Araştırmacılar ayrıca plasentada bulunan şizofreni risk genlerinin kalıtım üzerinde nispeten daha büyük bir etkiye sahip olabileceğini keşfettiler. , beyinde bulunan risk genlerinden ziyade atalardan miras kalan hastalık olasılığı.

“Plasenta biyolojisini hedeflemek, halk sağlığının kutsal kâsesi olan önleme için çok önemli, yeni ve potansiyel bir yaklaşımdır” diyor, Gianluca Ursini, M.D., Ph.D., makalenin baş yazarı ve Lieber Enstitüsünde bir araştırmacı. “Bilim adamları, plasental risk genlerindeki değişiklikleri, bir bozukluğun olası başlangıcından onlarca yıl önce, hatta muhtemelen hamilelik sırasında annenin kan dolaşımında bile tespit edebildiler. Doktorlar hangi çocukların gelişimsel bozukluklar açısından en fazla risk altında olduğunu bilselerdi, onları sağlıklı tutmak için erken müdahaleler uygulayabilirlerdi.”

Bilim adamları ayrıca plasenta risk genlerinde cinsiyete dayalı ilginç farklılıklar da buldular. Farklı genler, plasentanın erkek veya kız çocuktan gelmesine bağlı olarak şizofreni riski ile ilişkilendirildi. Erkek çocuklu gebeliklerde plasentadaki inflamatuar süreçler merkezi bir rol oynuyor gibi görünmektedir. Önceki araştırmalar, erkeklerin doğum öncesi strese karşı kadınlardan daha savunmasız olduğunu göstermiştir. Genel olarak konuşursak, şizofreni gibi gelişimsel bozukluklar erkeklerde ve erkek çocuklarda daha sık görülür.

Araştırmacılar, COVID-19 gebelikleriyle ilgili sonuçları da ortaya çıkardı. Bilim adamları, hamilelik sırasında COVID-19 olan annelerden alınan küçük bir plasenta örneğini incelediler ve plasenta riski için şizofreni genlerinin bu plasentalarda önemli ölçüde aktive olduğunu buldular. Bulgu, hamilelik sırasında COVID-19 enfeksiyonunun, enfeksiyonun plasentayı nasıl etkilediğinden dolayı şizofreni için bir risk faktörü olabileceğini göstermektedir. Lieber Enstitüsü bilim adamları, daha fazla bilgi edinmek için NIH tarafından finanse edilen COVID-19 plasentalarını inceleyen araştırmalarla bu olasılığın peşine düşüyor.

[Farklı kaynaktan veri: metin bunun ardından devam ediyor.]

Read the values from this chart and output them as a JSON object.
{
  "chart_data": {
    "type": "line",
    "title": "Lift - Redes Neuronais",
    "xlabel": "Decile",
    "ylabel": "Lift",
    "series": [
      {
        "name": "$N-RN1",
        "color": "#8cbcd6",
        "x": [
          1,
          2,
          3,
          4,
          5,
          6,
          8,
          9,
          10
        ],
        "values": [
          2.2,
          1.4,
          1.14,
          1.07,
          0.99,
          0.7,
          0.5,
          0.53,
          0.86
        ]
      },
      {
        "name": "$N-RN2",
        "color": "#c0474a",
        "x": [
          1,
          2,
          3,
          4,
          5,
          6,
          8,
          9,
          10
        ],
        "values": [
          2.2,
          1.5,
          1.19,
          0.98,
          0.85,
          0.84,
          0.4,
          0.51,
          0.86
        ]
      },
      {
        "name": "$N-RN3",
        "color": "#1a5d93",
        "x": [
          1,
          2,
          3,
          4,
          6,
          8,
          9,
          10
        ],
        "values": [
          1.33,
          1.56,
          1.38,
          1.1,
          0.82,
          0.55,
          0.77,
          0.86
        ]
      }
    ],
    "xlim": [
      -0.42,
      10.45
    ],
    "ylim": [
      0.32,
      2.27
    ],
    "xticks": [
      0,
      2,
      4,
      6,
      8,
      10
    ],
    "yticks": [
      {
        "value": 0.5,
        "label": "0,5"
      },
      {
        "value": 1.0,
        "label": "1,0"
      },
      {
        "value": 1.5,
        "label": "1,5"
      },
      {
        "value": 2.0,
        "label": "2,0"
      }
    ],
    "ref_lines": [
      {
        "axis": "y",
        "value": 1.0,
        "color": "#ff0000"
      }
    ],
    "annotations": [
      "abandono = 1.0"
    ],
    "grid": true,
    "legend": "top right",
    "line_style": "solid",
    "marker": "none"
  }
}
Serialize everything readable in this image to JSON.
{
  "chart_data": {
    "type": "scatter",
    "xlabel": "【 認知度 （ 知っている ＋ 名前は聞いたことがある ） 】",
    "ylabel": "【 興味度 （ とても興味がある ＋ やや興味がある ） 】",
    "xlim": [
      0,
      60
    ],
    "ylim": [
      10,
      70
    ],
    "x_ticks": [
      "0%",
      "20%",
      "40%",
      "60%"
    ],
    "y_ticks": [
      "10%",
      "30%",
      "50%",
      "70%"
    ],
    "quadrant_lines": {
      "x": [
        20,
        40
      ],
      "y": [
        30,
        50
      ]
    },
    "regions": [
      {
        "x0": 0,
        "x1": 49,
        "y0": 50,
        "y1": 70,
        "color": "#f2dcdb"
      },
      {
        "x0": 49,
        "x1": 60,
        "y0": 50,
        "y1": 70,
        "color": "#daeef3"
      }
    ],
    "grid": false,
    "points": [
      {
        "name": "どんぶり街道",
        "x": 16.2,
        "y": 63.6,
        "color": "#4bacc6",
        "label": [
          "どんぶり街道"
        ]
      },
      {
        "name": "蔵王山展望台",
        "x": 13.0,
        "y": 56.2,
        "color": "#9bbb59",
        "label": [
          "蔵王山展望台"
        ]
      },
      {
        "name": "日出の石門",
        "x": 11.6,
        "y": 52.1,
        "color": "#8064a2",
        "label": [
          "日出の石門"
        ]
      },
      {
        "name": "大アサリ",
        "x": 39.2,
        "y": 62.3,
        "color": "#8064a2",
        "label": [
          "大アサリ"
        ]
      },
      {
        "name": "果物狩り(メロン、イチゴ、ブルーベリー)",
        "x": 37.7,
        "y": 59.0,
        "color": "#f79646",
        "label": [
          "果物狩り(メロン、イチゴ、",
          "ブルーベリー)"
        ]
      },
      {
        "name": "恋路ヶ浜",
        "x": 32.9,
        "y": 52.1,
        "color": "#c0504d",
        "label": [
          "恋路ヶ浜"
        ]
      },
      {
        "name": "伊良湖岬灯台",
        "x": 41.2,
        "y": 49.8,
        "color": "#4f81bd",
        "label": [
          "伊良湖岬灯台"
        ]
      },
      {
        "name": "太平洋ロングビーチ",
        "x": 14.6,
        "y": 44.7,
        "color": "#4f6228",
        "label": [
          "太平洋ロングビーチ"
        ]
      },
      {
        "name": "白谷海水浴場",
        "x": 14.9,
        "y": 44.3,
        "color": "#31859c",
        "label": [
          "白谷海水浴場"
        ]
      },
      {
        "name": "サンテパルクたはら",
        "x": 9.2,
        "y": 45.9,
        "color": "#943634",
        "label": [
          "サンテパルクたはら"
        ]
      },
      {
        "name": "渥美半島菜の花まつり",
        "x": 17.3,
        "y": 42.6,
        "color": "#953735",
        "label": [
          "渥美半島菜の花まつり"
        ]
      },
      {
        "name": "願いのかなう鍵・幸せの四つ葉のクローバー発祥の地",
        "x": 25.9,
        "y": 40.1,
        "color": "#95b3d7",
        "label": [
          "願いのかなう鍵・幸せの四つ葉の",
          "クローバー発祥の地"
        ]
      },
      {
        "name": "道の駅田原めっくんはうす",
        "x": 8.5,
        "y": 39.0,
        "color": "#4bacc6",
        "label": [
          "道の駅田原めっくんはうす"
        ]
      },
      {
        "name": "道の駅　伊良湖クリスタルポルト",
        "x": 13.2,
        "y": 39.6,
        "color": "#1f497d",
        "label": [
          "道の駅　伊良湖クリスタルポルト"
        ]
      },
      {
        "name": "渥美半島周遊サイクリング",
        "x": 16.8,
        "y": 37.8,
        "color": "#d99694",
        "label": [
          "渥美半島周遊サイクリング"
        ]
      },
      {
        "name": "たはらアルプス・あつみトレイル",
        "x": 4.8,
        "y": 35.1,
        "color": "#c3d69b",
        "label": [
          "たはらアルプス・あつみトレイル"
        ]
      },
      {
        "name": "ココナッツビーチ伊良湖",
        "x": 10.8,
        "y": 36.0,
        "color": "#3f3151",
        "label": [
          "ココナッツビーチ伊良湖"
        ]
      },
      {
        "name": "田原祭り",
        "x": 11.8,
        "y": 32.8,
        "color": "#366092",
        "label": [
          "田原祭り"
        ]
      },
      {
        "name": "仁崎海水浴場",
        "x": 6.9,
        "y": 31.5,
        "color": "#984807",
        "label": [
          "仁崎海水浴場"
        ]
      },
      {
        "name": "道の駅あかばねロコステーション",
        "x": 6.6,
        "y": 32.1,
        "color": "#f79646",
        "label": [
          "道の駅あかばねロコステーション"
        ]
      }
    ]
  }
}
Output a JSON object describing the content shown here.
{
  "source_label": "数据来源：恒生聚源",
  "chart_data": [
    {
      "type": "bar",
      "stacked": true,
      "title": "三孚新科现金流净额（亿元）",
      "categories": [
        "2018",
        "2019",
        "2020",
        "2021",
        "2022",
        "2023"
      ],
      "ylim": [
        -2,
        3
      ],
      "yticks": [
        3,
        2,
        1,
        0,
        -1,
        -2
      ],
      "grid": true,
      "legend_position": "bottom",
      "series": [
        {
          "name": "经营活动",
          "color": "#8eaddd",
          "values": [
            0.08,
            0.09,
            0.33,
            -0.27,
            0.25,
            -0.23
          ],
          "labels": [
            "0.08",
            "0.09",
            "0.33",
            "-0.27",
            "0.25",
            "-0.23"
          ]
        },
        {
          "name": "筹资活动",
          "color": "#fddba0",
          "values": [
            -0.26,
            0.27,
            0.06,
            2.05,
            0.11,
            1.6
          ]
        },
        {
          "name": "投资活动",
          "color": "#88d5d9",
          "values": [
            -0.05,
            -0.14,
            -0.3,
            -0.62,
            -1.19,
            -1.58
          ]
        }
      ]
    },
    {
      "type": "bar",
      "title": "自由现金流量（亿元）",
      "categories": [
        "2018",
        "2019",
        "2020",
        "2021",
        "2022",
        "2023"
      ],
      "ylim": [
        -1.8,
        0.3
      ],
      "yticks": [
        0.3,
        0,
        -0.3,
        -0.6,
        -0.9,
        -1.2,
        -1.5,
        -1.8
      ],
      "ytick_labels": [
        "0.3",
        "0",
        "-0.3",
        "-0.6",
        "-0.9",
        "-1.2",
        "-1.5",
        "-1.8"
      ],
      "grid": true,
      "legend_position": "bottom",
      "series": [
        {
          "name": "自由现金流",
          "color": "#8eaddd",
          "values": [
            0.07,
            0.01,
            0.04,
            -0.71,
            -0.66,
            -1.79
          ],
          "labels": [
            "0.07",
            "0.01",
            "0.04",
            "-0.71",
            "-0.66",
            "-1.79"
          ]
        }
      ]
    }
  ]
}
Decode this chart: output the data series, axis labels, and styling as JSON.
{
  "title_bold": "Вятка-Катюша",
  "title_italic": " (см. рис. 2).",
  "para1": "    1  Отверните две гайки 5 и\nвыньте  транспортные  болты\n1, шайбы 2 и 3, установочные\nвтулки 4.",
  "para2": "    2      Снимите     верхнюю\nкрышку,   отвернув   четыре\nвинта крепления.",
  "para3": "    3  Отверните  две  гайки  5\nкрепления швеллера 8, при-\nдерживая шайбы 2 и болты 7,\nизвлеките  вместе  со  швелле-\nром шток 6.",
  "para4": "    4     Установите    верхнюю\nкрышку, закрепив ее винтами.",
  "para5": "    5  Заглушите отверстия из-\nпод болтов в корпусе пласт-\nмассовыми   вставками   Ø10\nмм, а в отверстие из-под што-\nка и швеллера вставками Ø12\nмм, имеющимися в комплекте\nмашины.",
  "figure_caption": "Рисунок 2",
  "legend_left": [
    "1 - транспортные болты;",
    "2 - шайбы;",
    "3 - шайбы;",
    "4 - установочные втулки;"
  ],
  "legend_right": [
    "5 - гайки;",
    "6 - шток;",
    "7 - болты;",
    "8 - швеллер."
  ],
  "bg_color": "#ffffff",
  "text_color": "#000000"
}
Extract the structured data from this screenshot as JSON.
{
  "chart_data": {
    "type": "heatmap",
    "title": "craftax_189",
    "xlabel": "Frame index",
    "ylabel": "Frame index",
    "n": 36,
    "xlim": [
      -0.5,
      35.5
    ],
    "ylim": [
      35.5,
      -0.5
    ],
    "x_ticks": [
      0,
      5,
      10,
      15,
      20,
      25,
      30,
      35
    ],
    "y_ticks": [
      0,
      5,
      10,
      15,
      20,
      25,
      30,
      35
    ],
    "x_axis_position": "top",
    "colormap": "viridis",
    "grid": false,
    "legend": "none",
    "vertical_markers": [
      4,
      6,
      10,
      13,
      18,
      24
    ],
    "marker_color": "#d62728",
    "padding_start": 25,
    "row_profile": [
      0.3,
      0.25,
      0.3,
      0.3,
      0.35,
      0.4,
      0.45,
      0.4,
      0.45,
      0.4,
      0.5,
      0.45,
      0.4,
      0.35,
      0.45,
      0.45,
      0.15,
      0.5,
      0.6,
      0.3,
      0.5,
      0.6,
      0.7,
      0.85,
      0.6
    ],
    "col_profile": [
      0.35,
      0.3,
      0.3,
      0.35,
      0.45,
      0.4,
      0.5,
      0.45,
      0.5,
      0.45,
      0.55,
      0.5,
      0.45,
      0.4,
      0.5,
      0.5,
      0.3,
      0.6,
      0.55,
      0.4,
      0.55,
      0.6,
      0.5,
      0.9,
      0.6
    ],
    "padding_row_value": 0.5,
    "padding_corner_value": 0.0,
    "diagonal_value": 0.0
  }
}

Lieber Enstitüsü araştırmacıları, plasenta genleri üzerinde devam etmekte olan çalışmalarının bir gün yeni tedavi ve teşhis yöntemlerine yol açacağını umuyor. araçlar, belki de doğum öncesi tıp alanında devrim yaratıyor.

“Moleküler ve genetik tıbbın modern çağında, komplike bir hamilelik için standart tedavi hâlâ öncelikli olarak yatak istirahatidir” diyor Dr. Weinberger. “Beyin ve diğer organlardaki bozukluklarla ilgili genlerin plasentada nasıl rol oynadığına ilişkin bu yeni moleküler içgörüler, doğum öncesi sağlığı iyileştirmek ve yaşamın sonraki dönemlerindeki komplikasyonları önlemek için yeni fırsatlar sunuyor.”

Referans: “Potansiyel nedensel etkenlerin önceliklendirilmesi plasentada şizofreni genleri” yazan Gianluca Ursini, Pasquale Di Carlo, Sreya Mukherjee, Qiang Chen, Shizhong Han, Jiyoung Kim, Maya Deyssenroth, Carmen J. Marsit, Jia Chen, Ke Hao, Giovanna Punzi ve Daniel R. Weinberger, 15 Mayıs 2023, Nature Communications.